The 2024 Kachreti Challenger, known as the Ambassadori Kachreti Challenger, was a professional tennis tournament played on hardcourts. It was the first edition of the tournament which was part of the 2024 ATP Challenger Tour. It took place in Kachreti, Georgia between 20 and 25 May 2024.

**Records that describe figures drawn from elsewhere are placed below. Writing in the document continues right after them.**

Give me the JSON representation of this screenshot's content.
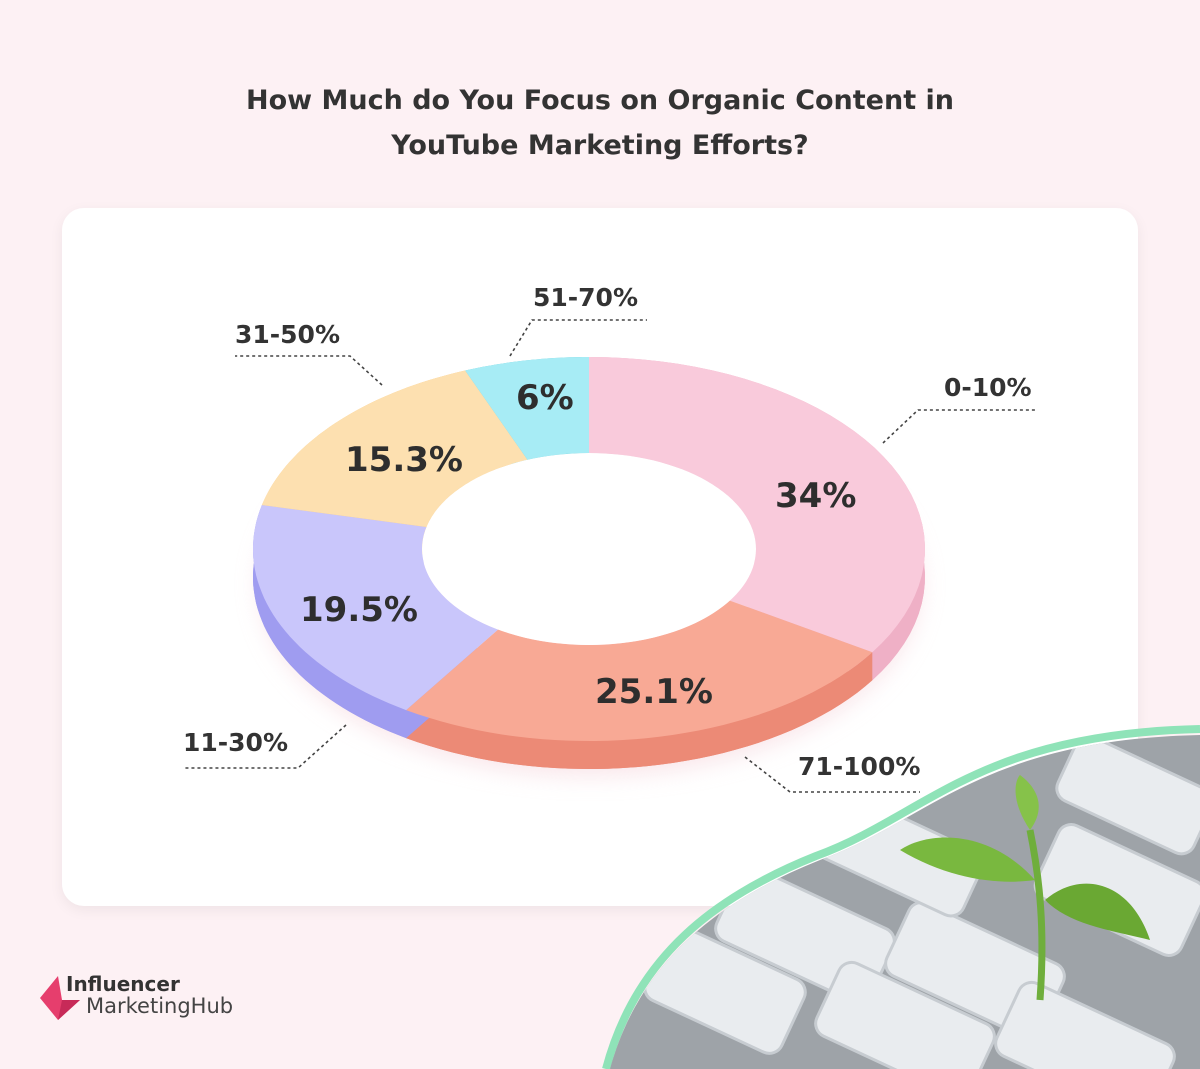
{
  "chart_data": {
    "type": "pie",
    "title": "How Much do You Focus on Organic Content in YouTube Marketing Efforts?",
    "title_lines": [
      "How Much do You Focus on Organic Content in",
      "YouTube Marketing Efforts?"
    ],
    "style": "3d-donut",
    "categories": [
      "0-10%",
      "71-100%",
      "11-30%",
      "31-50%",
      "51-70%"
    ],
    "values": [
      34,
      25.1,
      19.5,
      15.3,
      6
    ],
    "value_labels": [
      "34%",
      "25.1%",
      "19.5%",
      "15.3%",
      "6%"
    ],
    "colors": [
      "#f9cadb",
      "#f8a995",
      "#c9c6fb",
      "#fde0b0",
      "#a7ecf5"
    ],
    "side_colors": [
      "#efb0c6",
      "#ec8a76",
      "#9f9cf0",
      "#f6c070",
      "#5cc6d3"
    ]
  },
  "brand": {
    "logo_line1": "Influencer",
    "logo_line2": "MarketingHub",
    "logo_color": "#e63e6d"
  }
}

==Singles main-draw entrants==
===Seeds===

| Country | Player | Rank^{1} | Seed |
|---|---|---|---|
| AUS | Philip Sekulic | 257 | 1 |
| GBR | Charles Broom | 313 | 2 |
|  | Egor Gerasimov | 321 | 3 |
| LTU | Ričardas Berankis | 324 | 4 |
| GBR | Paul Jubb | 332 | 5 |
| UKR | Vadym Ursu | 347 | 6 |
| GBR | Giles Hussey | 355 | 7 |
| IND | Ramkumar Ramanathan | 358 | 8 |

- ^{1} Rankings are as of 6 May 2024.

===Other entrants===
The following players received wildcards into the singles main draw:
- GEO Aleksandre Bakshi
- GEO Saba Purtseladze
- GEO Zura Tkemaladze

The following players received entry from the qualifying draw:
- USA Alafia Ayeni
- USA Ulises Blanch
- Evgeny Karlovskiy
- JPN Ryuki Matsuda
- GBR Hamish Stewart
- Nikolay Vylegzhanin

==Champions==
===Singles===

- FRA Robin Bertrand def. GEO Aleksandre Bakshi 6–1, 3–6, 7–5.

===Doubles===

- GBR Charles Broom / GBR Ben Jones def. Evgeny Karlovskiy / Evgenii Tiurnev 3–6, 6–1, [10–8].